Figure 1. Effect of KHCO₃ on acetate and hydrogen formation from mannitol by cell suspensions of T. kivui. 10 ml of the resting cells (1.0 mg/ml protein) were incubated at 65°C for 7 h under anoxic conditions (N₂ headspace). 0.8 ml samples were taken for determination of (A) mannitol and (B) acetate. (C) Hydrogen gas was determined by gas chromatography. Cell suspensions were either not supplied with KHCO₃ (squares), supplied with 54 mM KHCO₃ after 3 h of incubation (triangles) or supplied with 54 mM KHCO₃ (circles) from the beginning. The arrow indicates the addition of 54 mM KHCO₃. (D) Ratio of acetate produced to mannitol consumed after 7 h of incubation. White, without KHCO₃; gray, addition of 54 mM KHCO₃ at 3 h; black, with 54 mM KHCO₃ from the beginning. The experiments were performed in biological triplicates. Bars not sharing the same letter indicate a significant difference (p ≤ 0.05) according to Tukey’s HSD test.
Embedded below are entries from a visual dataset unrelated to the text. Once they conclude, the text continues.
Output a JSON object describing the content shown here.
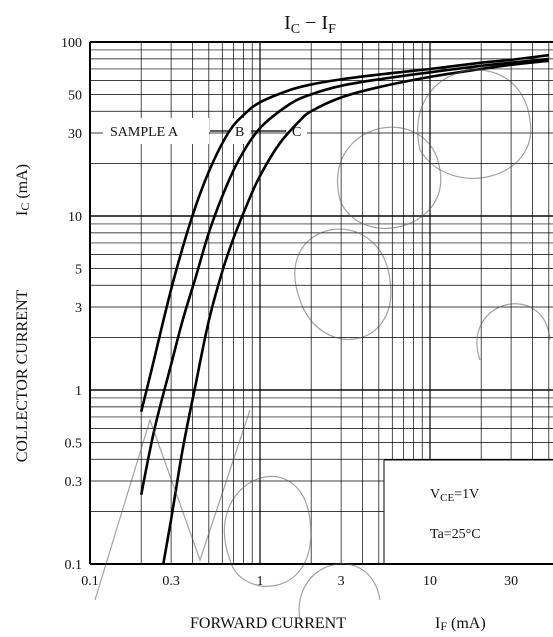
{
  "chart_data": {
    "type": "line",
    "title": "IC − IF",
    "title_parts": {
      "main1": "I",
      "sub1": "C",
      "sep": " − ",
      "main2": "I",
      "sub2": "F"
    },
    "xlabel": "FORWARD CURRENT",
    "xlabel_symbol": "I",
    "xlabel_sub": "F",
    "xlabel_unit": " (mA)",
    "ylabel": "COLLECTOR CURRENT",
    "ylabel_symbol": "I",
    "ylabel_sub": "C",
    "ylabel_unit": " (mA)",
    "x_scale": "log",
    "y_scale": "log",
    "xlim": [
      0.1,
      50
    ],
    "ylim": [
      0.1,
      100
    ],
    "x_ticks": [
      0.1,
      0.3,
      1,
      3,
      10,
      30
    ],
    "x_tick_labels": [
      "0.1",
      "0.3",
      "1",
      "3",
      "10",
      "30"
    ],
    "y_ticks": [
      0.1,
      0.3,
      0.5,
      1,
      3,
      5,
      10,
      30,
      50,
      100
    ],
    "y_tick_labels": [
      "0.1",
      "0.3",
      "0.5",
      "1",
      "3",
      "5",
      "10",
      "30",
      "50",
      "100"
    ],
    "grid": true,
    "series": [
      {
        "name": "A",
        "x": [
          0.2,
          0.23,
          0.27,
          0.32,
          0.4,
          0.5,
          0.65,
          0.8,
          1,
          1.5,
          2,
          3,
          5,
          10,
          20,
          30,
          50
        ],
        "values": [
          0.75,
          1.3,
          2.5,
          4.8,
          10,
          18,
          30,
          38,
          45,
          53,
          57,
          61,
          65,
          70,
          76,
          79,
          84
        ]
      },
      {
        "name": "B",
        "x": [
          0.2,
          0.24,
          0.3,
          0.35,
          0.42,
          0.5,
          0.6,
          0.75,
          1,
          1.5,
          2,
          3,
          5,
          10,
          20,
          30,
          50
        ],
        "values": [
          0.25,
          0.6,
          1.4,
          2.5,
          4.5,
          8,
          13,
          21,
          32,
          44,
          50,
          56,
          61,
          67,
          73,
          76,
          80
        ]
      },
      {
        "name": "C",
        "x": [
          0.27,
          0.3,
          0.35,
          0.42,
          0.5,
          0.6,
          0.7,
          0.85,
          1,
          1.3,
          1.7,
          2,
          3,
          5,
          10,
          20,
          30,
          50
        ],
        "values": [
          0.1,
          0.18,
          0.45,
          1.1,
          2.5,
          4.8,
          7.5,
          12,
          17,
          26,
          35,
          40,
          48,
          55,
          63,
          70,
          74,
          78
        ]
      }
    ],
    "annotations": {
      "sample_label": "SAMPLE A",
      "label_b": "B",
      "label_c": "C",
      "vce_symbol": "V",
      "vce_sub": "CE",
      "vce_value": "=1V",
      "ta": "Ta=25°C"
    }
  }
}
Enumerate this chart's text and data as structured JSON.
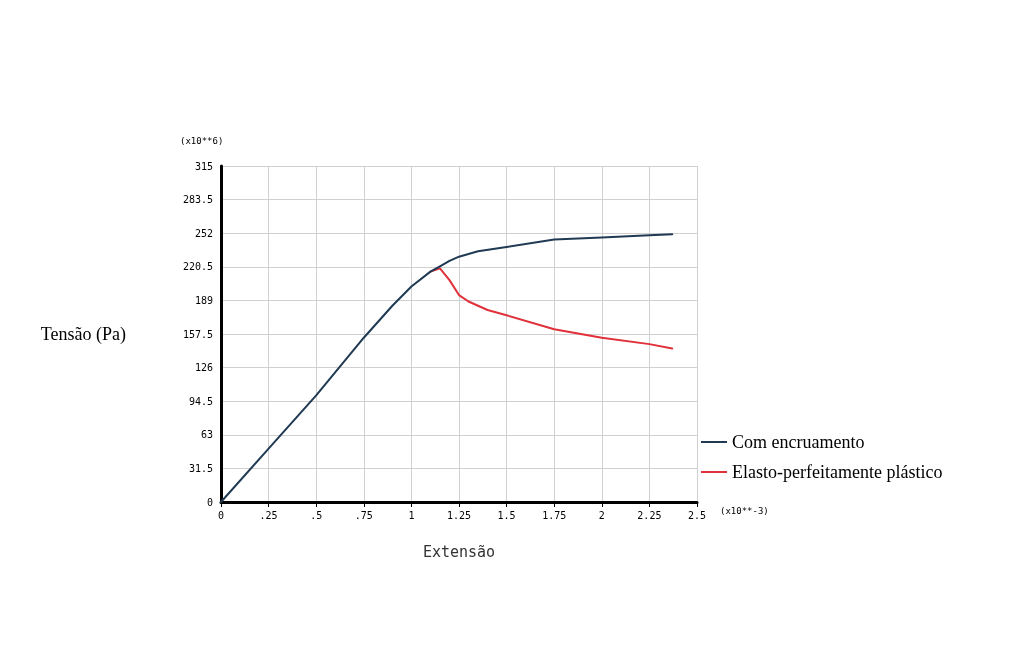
{
  "chart_data": {
    "type": "line",
    "xlabel": "Extensão",
    "ylabel": "Tensão (Pa)",
    "annotations": [
      "(x10**6)",
      "(x10**-3)"
    ],
    "xlim": [
      0,
      2.5
    ],
    "xticks": [
      0,
      {
        "value": 0.25,
        "label": ".25"
      },
      {
        "value": 0.5,
        "label": ".5"
      },
      {
        "value": 0.75,
        "label": ".75"
      },
      1,
      1.25,
      1.5,
      1.75,
      2,
      2.25,
      2.5
    ],
    "ylim": [
      0,
      315
    ],
    "yticks": [
      0,
      31.5,
      63,
      94.5,
      126,
      157.5,
      189,
      220.5,
      252,
      283.5,
      315
    ],
    "grid": true,
    "legend": "bottom right",
    "marker": "none",
    "line_style": "solid",
    "series": [
      {
        "name": "Com encruamento",
        "color": "#1f3a52",
        "x": [
          0,
          0.25,
          0.5,
          0.75,
          0.9,
          1,
          1.1,
          1.15,
          1.2,
          1.25,
          1.35,
          1.5,
          1.75,
          2,
          2.25,
          2.37
        ],
        "values": [
          0,
          50,
          100,
          154,
          184,
          202,
          216,
          221,
          226,
          230,
          235,
          239,
          246,
          248,
          250,
          251
        ]
      },
      {
        "name": "Elasto-perfeitamente plástico",
        "color": "#e0303a",
        "x": [
          1.1,
          1.15,
          1.2,
          1.25,
          1.3,
          1.4,
          1.5,
          1.75,
          2,
          2.25,
          2.37
        ],
        "values": [
          216,
          219,
          208,
          194,
          188,
          180,
          175,
          162,
          154,
          148,
          144
        ]
      }
    ]
  }
}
As mannitol is more reduced than glucose by two electrons, the question arose where the additional electrons go that are transferred to NAD⁺ in the MtlD reaction. One option would be an additional reduced product, such as lactate, H₂, ethanol or formate. Metabolite analyses in our recent experiments with T. kivui growing on mannitol (Moon et al., 2019), however, revealed no major other products. We are aware of only one other study in which products of mannitol utilization in an acetogen, Sporomusa termitida, were quantified; and in that organism, acetate was as well the major product, with a slightly lower ratio (2.6 mol per mol mannitol), and with minor amounts of some other products such as propionate or ethanol detected (Breznak et al., 1988). We performed more experiments, actively searching for such reduced compounds using HPLC and GC analyses; however, maximally trace amounts (<0.5 mM lactate or ethanol) were detected in the supernatant of growing or resting cells. Therefore, we hypothesized that CO₂ present in the medium is the sole major electron acceptor according to eq. 2. Hence, mannitol would be converted to acetate according to eq. 5.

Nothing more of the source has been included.